Unfortunately, the absurdness of the Democrat position on PREDNA didn’t stop there. Washington Post columnist Dana Milbank suggested today [6] that the GOP could “be at risk” of losing the Asian-American vote over PREDNA, as if that should be a primary deciding factor as to whether or not to bring this issue up for debate in the first place:

Republicans long ago lost African American voters. They are well on their way to losing Latinos. And if Trent Franks prevails, they may lose Asian Americans, too.

The Arizona Republican’s latest antiabortion salvo to be taken up by the House had a benign name — the Prenatal Non­discrimination Act — and a premise with which just about everybody agrees: that a woman shouldn’t abort a fetus simply because she wants to have a boy rather than a girl.

The problem with Franks’s proposal is that it’s not entirely clear there is a problem. Sex-selection abortion is a huge tragedy in parts of Asia, but to the extent it’s happening in this country, it’s mostly among Asian immigrants.

For Franks, who previously tried to pass legislation limiting abortions among African Americans and residents of the District of Columbia, it was the latest attempt to protect racial minorities from themselves.

“The practice of sex selection is demonstrably increasing here in the United States, especially but not exclusively in the Asian immigrant community,” he announced on the House floor Wednesday afternoon. He quoted a study finding that male births “for Chinese, Asian Indians and Koreans clearly exceeded biological variation.”

Democrats found Franks’s ­paternalism toward minority groups to be suspect. Rep. Barbara Lee (Calif.), identifying herself as a member of the Congressional Asian Pacific American Caucus, said the bill would “lead to further stigmatization of women, especially Asian Pacific American women.” Various Asian American legal and women’s groups opposed the bill.

In an interview Wednesday afternoon, Franks didn’t dispute that Asian Americans would be targeted. “The real target in the Asian community here is the Asian women who are being coerced into aborting little girls,” he told me, adding: “When the left doesn’t want to make abortion the issue, they say you’re being against minorities.”

Exactly, because the left has no other argument against common sense legislation like PREDNA except to play the “victim” card.  If they actually tried to debate HONESTLY on the actual substance of the bill, they’d lose in the court of public opinion even more so than they already are on this issue.

Matt Lewis addresses Milbank’s implication here [7] (bolded emphasis added by Lewis):

But let’s assume Milbank is right — that taking a stand against aborting little girls based on their gender will cost the GOP votes. If that’s the case, this might be an opportunity for the GOP to prove permanent ideas matter more than partisan vote-pandering.

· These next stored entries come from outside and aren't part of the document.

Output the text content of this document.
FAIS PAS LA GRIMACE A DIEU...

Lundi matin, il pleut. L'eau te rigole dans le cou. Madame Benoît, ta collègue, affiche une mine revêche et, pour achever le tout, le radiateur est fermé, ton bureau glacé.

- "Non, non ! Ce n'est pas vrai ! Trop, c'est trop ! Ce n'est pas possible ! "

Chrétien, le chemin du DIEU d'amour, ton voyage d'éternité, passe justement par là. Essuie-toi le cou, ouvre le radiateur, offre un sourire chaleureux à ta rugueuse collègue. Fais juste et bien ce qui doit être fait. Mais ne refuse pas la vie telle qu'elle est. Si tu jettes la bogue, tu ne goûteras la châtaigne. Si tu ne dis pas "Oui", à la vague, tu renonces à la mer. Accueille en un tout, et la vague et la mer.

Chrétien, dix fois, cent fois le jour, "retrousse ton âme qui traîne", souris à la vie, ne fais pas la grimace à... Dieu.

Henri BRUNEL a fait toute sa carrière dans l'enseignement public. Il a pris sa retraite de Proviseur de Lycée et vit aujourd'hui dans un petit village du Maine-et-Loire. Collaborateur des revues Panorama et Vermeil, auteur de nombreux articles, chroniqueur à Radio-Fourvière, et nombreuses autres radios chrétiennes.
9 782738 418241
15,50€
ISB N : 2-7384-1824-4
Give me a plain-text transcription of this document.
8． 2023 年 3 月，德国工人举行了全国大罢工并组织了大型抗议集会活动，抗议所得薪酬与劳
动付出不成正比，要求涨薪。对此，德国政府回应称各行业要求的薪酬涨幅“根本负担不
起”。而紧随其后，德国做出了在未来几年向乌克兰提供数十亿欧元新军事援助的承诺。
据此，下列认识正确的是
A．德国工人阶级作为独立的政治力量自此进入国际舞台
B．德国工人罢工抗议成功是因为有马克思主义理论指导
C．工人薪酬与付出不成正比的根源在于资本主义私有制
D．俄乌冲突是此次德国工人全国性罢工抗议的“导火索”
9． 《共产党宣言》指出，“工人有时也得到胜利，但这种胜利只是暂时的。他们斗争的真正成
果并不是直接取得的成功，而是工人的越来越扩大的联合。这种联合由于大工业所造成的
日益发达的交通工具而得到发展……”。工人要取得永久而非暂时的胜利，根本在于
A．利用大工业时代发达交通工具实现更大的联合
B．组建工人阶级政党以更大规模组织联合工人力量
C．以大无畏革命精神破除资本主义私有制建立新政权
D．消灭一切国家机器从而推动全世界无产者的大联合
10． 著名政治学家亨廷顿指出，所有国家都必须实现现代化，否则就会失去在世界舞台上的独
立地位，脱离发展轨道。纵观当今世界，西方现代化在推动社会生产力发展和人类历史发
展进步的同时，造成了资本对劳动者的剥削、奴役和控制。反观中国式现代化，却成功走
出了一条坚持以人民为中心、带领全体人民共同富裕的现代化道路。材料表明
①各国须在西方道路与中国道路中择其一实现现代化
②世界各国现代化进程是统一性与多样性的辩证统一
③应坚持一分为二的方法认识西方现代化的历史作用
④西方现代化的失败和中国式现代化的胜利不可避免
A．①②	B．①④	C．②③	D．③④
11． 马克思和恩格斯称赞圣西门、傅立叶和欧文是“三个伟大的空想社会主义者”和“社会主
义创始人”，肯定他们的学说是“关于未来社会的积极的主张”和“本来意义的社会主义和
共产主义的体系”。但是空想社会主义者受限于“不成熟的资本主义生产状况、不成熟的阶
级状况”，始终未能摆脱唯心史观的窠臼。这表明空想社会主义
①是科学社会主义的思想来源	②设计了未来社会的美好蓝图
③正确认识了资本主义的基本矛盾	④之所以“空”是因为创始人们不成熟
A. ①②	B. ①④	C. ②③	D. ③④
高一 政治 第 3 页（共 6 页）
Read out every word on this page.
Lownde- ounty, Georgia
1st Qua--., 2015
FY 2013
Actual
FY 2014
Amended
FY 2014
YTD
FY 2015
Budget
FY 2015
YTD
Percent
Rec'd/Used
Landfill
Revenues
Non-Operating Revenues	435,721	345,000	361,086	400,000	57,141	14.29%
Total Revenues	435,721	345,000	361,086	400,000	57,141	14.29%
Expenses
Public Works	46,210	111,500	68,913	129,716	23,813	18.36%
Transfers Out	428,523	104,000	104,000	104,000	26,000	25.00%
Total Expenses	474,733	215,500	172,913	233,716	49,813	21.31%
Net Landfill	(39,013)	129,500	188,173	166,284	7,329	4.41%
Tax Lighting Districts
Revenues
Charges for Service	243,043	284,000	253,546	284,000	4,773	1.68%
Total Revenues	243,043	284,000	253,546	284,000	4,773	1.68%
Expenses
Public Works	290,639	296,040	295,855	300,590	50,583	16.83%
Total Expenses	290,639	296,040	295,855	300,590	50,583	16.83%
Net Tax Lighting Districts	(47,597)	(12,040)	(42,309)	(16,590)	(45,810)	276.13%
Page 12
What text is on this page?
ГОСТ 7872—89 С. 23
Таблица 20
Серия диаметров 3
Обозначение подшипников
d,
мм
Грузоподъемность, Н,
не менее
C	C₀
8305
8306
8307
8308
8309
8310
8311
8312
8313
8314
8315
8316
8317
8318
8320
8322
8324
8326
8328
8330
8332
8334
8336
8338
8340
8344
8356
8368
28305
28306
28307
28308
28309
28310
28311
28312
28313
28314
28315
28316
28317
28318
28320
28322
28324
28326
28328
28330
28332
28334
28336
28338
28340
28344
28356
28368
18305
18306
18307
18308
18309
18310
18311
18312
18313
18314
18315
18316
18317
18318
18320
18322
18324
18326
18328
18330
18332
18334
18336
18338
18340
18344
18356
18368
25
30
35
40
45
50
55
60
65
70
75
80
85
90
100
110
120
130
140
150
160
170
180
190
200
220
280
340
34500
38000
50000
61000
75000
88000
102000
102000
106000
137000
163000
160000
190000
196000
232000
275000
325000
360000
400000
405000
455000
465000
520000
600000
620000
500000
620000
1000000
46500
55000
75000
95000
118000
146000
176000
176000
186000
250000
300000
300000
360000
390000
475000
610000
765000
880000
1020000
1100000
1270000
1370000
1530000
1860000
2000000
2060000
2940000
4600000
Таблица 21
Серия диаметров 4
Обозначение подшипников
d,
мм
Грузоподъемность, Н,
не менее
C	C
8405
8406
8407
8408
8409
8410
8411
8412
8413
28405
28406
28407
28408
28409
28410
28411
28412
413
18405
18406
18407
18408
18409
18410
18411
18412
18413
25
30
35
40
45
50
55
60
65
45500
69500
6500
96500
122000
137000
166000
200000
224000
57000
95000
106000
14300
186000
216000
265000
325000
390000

Doing the right thing isn’t always popular. The first vote to abolish the slave trade in Britain earned just four votes: William WilberforceWilliam PittEdmund Burke, and Charles James Fox.

In that regard, we should hope that — rather than attempting to cobble together a disparate coalition of interest groups to give them a slim majority today — the GOP is instead focused on first principles — and ideas worth fighting for tomorrow. If that is the case, this is a political party worthy of respect.

And on no issue is standing on principles more important when it comes to the protection of the unborn.  If we don’t stand up for them, who will?